Nigerian and foreign patronage of the arts, 1962-1987: the role of Nigerian and foreign institutions in the promotion of Nigerian arts: symposium organized by the Goethe-Institut on the occasion of its silver jubilee celebration, Lagos, June 3, 1987 / [co-ordinator, Alfons Hug]. Lagos: Goethe Institute, [1987]. 35pp. illus.N8720.N68 1987 AFA. OCLC 21588846.

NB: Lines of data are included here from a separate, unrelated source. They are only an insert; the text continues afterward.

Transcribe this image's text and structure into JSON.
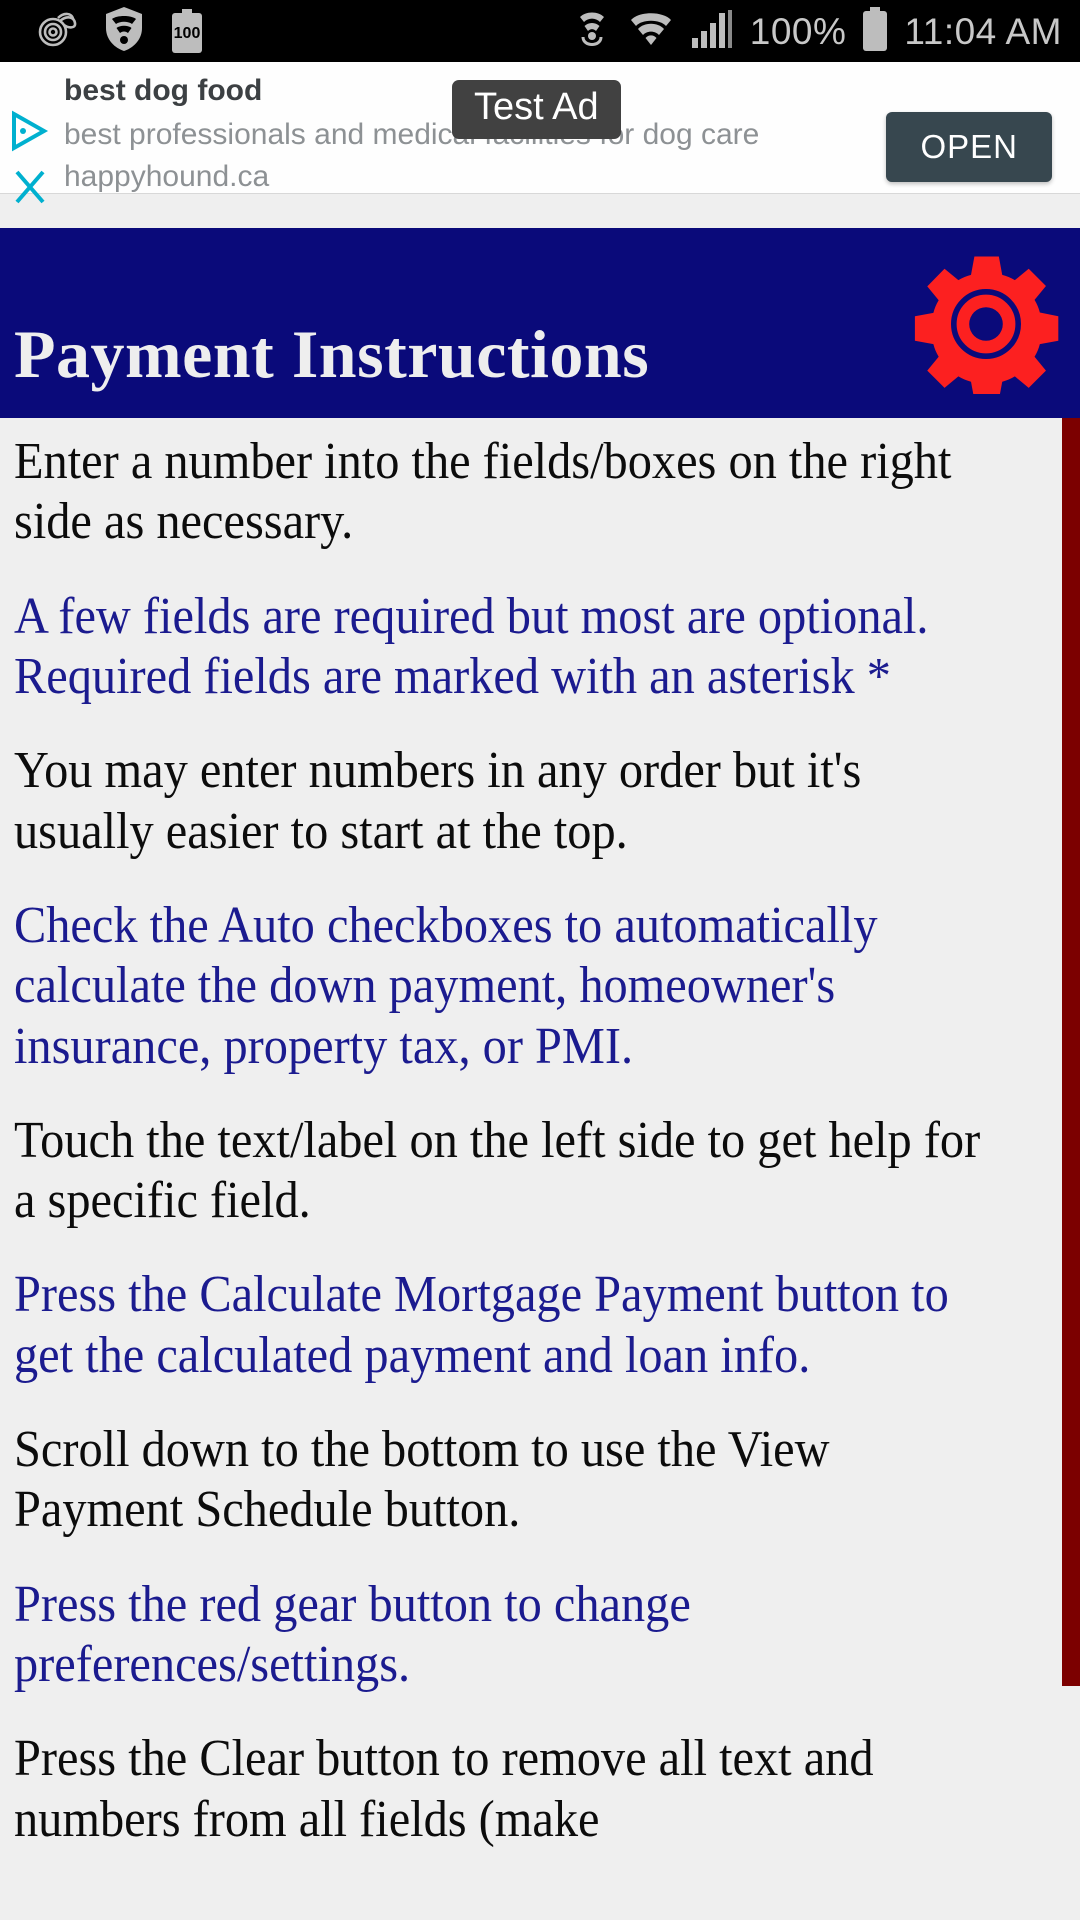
{
  "statusbar": {
    "battery_label": "100",
    "battery_percent": "100%",
    "time": "11:04 AM",
    "icons_left": [
      "swirl-logo-icon",
      "shield-wifi-icon",
      "battery-saver-icon"
    ],
    "icons_right": [
      "nfc-icon",
      "wifi-icon",
      "cellular-signal-icon",
      "battery-icon"
    ]
  },
  "ad": {
    "badge": "Test Ad",
    "title": "best dog food",
    "description": "best professionals and medical facilities for dog care",
    "url": "happyhound.ca",
    "open_label": "OPEN",
    "adchoices_icon": "ad-triangle-icon",
    "close_icon": "close-x-icon"
  },
  "header": {
    "title": "Payment Instructions",
    "gear_icon": "gear-icon",
    "background_color": "#0a0a7a",
    "gear_color": "#fc2020"
  },
  "content": {
    "paragraphs": [
      {
        "text": "Enter a number into the fields/boxes on the right side as necessary.",
        "color": "black"
      },
      {
        "text": "A few fields are required but most are optional. Required fields are marked with an asterisk *",
        "color": "blue"
      },
      {
        "text": "You may enter numbers in any order but it's usually easier to start at the top.",
        "color": "black"
      },
      {
        "text": "Check the Auto checkboxes to automatically calculate the down payment, homeowner's insurance, property tax, or PMI.",
        "color": "blue"
      },
      {
        "text": "Touch the text/label on the left side to get help for a specific field.",
        "color": "black"
      },
      {
        "text": "Press the Calculate Mortgage Payment button to get the calculated payment and loan info.",
        "color": "blue"
      },
      {
        "text": "Scroll down to the bottom to use the View Payment Schedule button.",
        "color": "black"
      },
      {
        "text": "Press the red gear button to change preferences/settings.",
        "color": "blue"
      },
      {
        "text": "Press the Clear button to remove all text and numbers from all fields (make",
        "color": "black"
      }
    ],
    "text_color_black": "#0c0c0c",
    "text_color_blue": "#1b1b8f",
    "background_color": "#efefef"
  },
  "scrollbar": {
    "color": "#7c0000"
  }
}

The 1987 symposium on patronage of modern Nigerian art provided four artists a platform to air their views on the subject. In their individual presentations, Yusuf Grillo, Dele Jegede, Uche Okeke, and Bruce Onobrakpeya agreed that without local patronage and appreciation, the whole foundation of modern art in Nigeria is shaky. Creating works of art solely for foreign patrons/collectors runs the risk of a commercial enterprise devoid of vision and commitment. Other topics touched upon by the artists and other participants were government support for artists, the need for "visual literacy" in Nigeria, the absence of real art criticism, the contribution of foreign cultural institutions, such as the Goethe Institute or the Italian Cultural Institute and the handful of private galleries, in broadening exposure to modern Nigerian art. Other participants were Frank Aig-Imoukhuede, director of the National Council for Arts & Culture; Newton Jibunoh, art patron and founder of Didi Museum, Lagos; Gabriele Tombini, director of the Italian Cultural Institute; and Alfons Hug, director of the Goethe Institute, Lagos.



Nigerian art: kindred spirits. [videorecording] / a co-production of WETA-TV and the Smithsonian Institution in association with Blue Sky Productions; narrated by Ruby Dee. Washington, DC: WETA, 1990. 1 videocassette (58 min.): sd., color: ½ in. (Smithsonian World series, Washington, DC). mvideo 70 AFA. OCLC 21555554.

The Smithsonian World took its cameras to Nigeria and London to capture a bit of the world of modern Nigerian art and some of the creative practitioners who are making their mark. The narrator plays the theme of interweaving old and new, how these artists, each in his own way, is synthesizing and adapting cultural forms and values into new and transformed idioms. The featured artists are El Anatsui, Sokari Douglas Camp, Nike Davies, Ben Enwonwu, Lamidi Fakeye, Taiwo Jegede, Uche Okeke, Bruce Onobrakpeya, and Obiora Udechukwu.

Previewed by Michael Hill, "Smithsonian World explores African art, artists," Baltimore sun (Baltimore) May 2, 1990; Rick Kogan, "Special gives real feel for spirit of Nigerian art," Chicago tribune (Chicago) May 2, 1990.

Reviewed by Gbile Oshadipe, "Nigerian arts hit American TV," Lagos life (Lagos) June 21-27, 1990; Andy Ike Ezeani, "Taking Nigeria to America, the Smithsonian project," Daily champion (Lagos) June 29, 1990; Muyiwa Kayode, "Kindred spirits: kindred pull," Guardian (Lagos) July 8, 1990, page B5.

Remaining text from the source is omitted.